The deals aren't just in London, where the "Olympics hangover" yields a bevy of empty hotel rooms. Bason insists that right now, all of Europe is a steal—if you can get there. "We haven't seen great deals on flights … but the hotel deals are some of the best we've seen in years," explains Bason. As a result of the recession, destinations in southern Europe, like Madrid and Rome (and even debt-mired Greece), provide the best deals for budget-minded travelers. For additional savings, keep an eye on deal sites (like Travelzoo.com) and consider booking your flight and hotel together in a package deal.
A vacation may be the time to free yourself from the clutches of your Smartphone, but according to Bason, some of the best bargains can be found in the palm of your hand. For example, you can often snag an enviable discount on hotel rooms by booking a room via Smartphone on your day of arrival. Because the holidays are a time when travelers typically crash with their families, Bason says hotels offer staggering last-minute price reductions to fill empty rooms. Smartphone apps—like Expedia's ASAP (A Sudden Amazing Price) or the free Hotwire.com tool—filter deals for users based on selected preferences, like location, star rating, and price range. Bason also suggests using your phone to navigate cost-effective public transit to avoid racking up pricey cab fares. "With your cell phone these days, there's just no excuse not to take public transit," Bason notes.
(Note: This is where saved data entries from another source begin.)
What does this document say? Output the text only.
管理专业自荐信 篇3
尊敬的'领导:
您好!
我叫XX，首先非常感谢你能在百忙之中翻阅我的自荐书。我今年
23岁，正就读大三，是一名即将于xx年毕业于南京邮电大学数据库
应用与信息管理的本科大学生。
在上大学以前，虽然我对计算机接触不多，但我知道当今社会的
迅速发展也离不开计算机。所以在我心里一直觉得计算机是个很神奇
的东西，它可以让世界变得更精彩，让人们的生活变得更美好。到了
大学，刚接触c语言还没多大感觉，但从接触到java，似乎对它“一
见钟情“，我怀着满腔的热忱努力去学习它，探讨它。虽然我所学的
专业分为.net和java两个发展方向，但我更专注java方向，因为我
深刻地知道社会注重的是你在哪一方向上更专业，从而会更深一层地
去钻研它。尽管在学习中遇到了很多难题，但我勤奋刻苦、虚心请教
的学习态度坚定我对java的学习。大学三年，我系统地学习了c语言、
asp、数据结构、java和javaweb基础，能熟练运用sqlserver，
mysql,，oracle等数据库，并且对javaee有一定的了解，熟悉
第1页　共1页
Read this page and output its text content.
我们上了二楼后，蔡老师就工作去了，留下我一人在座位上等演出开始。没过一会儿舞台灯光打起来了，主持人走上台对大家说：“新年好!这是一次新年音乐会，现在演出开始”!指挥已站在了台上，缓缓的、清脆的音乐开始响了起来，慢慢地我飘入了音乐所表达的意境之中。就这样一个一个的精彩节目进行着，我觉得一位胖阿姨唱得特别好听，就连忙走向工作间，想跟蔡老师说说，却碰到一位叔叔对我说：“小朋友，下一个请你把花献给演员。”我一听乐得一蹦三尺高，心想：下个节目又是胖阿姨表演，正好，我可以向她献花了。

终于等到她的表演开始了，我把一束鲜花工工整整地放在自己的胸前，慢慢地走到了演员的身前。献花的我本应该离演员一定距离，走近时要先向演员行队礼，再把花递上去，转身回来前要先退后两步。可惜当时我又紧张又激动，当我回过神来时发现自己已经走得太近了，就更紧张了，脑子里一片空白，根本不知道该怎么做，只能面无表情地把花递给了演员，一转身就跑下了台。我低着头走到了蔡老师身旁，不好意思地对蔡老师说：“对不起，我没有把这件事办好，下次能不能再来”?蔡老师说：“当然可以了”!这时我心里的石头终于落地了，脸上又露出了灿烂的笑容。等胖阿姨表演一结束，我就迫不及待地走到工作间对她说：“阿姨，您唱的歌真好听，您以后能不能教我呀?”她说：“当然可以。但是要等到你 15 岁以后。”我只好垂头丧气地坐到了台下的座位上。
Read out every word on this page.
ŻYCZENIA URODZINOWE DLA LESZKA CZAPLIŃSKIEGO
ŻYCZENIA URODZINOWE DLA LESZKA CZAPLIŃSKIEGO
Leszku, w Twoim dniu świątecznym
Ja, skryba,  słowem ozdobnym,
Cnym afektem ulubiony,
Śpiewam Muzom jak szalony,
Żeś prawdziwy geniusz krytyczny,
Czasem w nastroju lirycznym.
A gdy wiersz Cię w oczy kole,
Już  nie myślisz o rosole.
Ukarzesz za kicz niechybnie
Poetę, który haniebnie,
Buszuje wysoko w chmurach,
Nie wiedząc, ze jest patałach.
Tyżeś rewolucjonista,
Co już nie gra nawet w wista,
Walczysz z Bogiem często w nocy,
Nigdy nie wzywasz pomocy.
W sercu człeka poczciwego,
Consider apps like HopStop or Embark to help you plan navigate transportation systems in the United States and abroad.
The aftermath of Hurricane Sandy isn't just a headache for displaced residents: Bason predicts that travel along the Atlantic coast (both in the air and on the road) will likely be disrupted through the end of the year. Road-trippers renting in hard-hit places like New York City and New Jersey will see noticeable price hikes across the board. And because car rental agencies send vehicles from unaffected areas to compensate for the depleted East Coast fleets, finding a deal may be challenging no matter where you are. "Expect to pay more and book soon—there might be a risk of you not getting one if you wait too long," explains Bason. Remember to look beyond the airport if you're encountering steep rental fees; airport agencies can afford to charge more due to high demand, and the inflated rate doesn't always include hefty airport rental taxes. If car rental prices are simply too steep, consider relying on public transit, or reconfigure your vacation into a road trip and rely on your own vehicle.